Monday, September 27, 2010

[{MOVIES COME 2U}]

Thanks to (historically) broadcast-TV, videotape, cable TV, DVD, & now the internet, movies conveniently come to you – as you sit before your well-lit computer at home, or in the darkened Social Hall of a senior citizens residence where nobody’s paying anything to see them.

[Ex.] The senior citizens’ residential complex where I live in Santa Clara CA, where on almost every Friday night, free films have been shown using an Epson DVD-projector, by ex-Jesuit (Santa Clara University’s) [Fr.] Joseph Grassi.

His choice of films have ranged from the new HD DVD of Rogers & Hammerstein’s 1945 “Carousel” (film, Hollywood USA, 1956 / 129 minutes / DeLuxe Color / CinemaScope 55) that finally piqued my curiosity to see whether it was only schlock or just goulash , made from the 1908 Hungarian stage-play “Lillom” [lillies, meaning hoodlums] by Ferenc Molnar.) Goulash it was – beginning with the early-on accidental suicide of Gordon Macrea (as traveling-circus roustabout Bill), who then becomes an other-worldy singing-narrator.) The currently elderly audience, some even in their 90s, was pleased. So was I; the musical, called ‘dark’ by critics; was much better than I’d recalled.

Most recently, in this series, I’ve seen the John Ford film “The Quiet Man” (Hollywood USA/Eire, 1952) in which John (Marion) Wayne, as the Quiet Man, John Thornton, a retired (having killed an opponent in the ring) heavyweight prize-fighter from “Pittsburgh MA,” (so announces Barry Fitzgerald) “in Americky”, returns home to Inishfree to pummell Victor Mclagan as the local Squire (principal landowner), across various locations of rural Inishfree (minus any bee-loud glade, as in Yeats’ poem "The Lake Isle of Inishfree" ) over the Squire’s spinster sister [Maureen O’Sullivan, who sings one winsome song while playing a spinet], for her hand in marriage and dowry. All’s well when that ends quite publicly by resolving payment of that withheld dowry, which pleased the audience - minus Dereck Jeffers, actually raised Irish, who tells me that Eire Irish dislike the film as stage-irishism, its boozing., batterin’ & beatin’ bein’ the rude traits treasured by most Irish-Americans & others who freely-associate them, but not the actual Irish in Eire.
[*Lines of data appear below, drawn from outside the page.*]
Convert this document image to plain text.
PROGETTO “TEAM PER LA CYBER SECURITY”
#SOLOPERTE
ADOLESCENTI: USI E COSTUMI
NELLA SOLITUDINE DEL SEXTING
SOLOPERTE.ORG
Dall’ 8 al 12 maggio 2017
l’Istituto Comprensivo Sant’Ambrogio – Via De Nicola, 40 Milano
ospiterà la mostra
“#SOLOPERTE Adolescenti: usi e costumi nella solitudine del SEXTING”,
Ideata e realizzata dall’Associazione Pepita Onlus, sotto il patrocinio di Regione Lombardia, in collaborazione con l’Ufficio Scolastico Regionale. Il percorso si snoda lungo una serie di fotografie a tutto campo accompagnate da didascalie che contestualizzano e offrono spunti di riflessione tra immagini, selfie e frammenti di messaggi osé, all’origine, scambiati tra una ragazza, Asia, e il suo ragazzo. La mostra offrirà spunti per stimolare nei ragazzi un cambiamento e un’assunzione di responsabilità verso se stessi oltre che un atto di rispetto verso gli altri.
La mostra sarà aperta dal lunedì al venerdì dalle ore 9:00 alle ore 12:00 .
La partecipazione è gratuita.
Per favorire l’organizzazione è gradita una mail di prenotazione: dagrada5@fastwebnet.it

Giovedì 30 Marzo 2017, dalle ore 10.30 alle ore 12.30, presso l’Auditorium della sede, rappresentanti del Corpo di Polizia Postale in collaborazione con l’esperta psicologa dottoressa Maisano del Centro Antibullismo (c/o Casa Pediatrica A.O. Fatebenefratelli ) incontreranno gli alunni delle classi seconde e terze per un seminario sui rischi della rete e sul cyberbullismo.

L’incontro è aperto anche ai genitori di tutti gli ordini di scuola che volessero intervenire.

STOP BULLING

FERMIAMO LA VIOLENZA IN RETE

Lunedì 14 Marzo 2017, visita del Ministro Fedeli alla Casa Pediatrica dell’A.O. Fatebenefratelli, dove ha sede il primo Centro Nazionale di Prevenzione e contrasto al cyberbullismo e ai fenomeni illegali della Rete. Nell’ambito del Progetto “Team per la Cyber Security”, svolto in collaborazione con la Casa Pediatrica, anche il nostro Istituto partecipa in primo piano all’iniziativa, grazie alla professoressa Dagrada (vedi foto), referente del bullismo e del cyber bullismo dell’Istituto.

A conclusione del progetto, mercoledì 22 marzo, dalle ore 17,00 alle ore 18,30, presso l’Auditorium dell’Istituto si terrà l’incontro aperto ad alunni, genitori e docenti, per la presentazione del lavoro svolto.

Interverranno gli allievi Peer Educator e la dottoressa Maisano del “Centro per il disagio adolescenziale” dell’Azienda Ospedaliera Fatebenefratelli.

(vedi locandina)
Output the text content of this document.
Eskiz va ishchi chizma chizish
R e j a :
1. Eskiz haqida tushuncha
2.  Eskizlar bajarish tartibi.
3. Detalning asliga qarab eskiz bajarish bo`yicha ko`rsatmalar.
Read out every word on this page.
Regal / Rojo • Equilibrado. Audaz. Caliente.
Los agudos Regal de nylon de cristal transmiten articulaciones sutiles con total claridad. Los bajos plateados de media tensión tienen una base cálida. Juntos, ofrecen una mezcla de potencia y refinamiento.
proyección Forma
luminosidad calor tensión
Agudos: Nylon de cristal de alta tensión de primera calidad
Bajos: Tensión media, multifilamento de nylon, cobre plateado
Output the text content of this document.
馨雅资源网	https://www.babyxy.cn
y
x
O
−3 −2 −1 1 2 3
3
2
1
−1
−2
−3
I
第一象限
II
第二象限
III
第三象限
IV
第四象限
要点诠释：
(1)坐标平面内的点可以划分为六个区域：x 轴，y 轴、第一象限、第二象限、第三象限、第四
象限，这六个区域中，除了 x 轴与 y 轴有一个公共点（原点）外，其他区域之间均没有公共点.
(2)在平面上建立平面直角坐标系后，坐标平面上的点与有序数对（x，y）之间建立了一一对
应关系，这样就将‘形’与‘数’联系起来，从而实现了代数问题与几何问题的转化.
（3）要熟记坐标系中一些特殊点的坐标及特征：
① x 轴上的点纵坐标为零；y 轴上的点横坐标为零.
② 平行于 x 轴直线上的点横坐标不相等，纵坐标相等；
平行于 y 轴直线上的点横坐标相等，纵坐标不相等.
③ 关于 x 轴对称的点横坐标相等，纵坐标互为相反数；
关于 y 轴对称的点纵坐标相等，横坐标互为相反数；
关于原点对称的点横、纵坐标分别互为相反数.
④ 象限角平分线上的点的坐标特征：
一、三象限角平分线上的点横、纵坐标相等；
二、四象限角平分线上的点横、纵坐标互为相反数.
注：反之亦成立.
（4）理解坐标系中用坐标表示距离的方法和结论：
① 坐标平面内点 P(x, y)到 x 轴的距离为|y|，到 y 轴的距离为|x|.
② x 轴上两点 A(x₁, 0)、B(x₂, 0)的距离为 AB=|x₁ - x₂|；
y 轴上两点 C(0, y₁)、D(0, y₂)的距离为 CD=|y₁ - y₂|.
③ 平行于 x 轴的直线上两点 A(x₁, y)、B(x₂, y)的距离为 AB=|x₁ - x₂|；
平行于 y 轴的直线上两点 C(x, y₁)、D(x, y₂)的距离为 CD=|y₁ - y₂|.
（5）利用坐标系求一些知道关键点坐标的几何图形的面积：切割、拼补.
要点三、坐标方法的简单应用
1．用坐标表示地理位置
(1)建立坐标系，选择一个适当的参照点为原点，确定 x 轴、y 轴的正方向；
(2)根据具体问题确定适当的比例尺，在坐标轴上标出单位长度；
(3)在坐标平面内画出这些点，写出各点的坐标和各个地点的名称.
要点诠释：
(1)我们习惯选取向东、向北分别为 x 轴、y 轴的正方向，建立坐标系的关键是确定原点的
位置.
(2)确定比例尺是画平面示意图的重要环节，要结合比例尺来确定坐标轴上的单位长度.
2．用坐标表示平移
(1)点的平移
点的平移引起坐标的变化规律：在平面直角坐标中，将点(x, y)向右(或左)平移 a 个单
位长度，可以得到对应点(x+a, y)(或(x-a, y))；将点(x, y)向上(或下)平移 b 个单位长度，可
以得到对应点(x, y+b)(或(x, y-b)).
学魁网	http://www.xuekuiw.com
Fr. Joseph will soon be handing over the production of the Friday-night film series to a volunteer-team of our facility’s residents who will include Jeffers (an ex ed.-in-chief, at McGraw-Hill, NYC), David B. Ogle (Stanford ‘60, an ex-bookstore-owner, now collectables ‘bookman’) and me (Boston College, ‘63) David’s Netflix subscription will get us our films on DVD, while imdb.com will provide any authenticating research. But how will we choose our films? My ingoing idea’s to further authenticate them, whenever possible.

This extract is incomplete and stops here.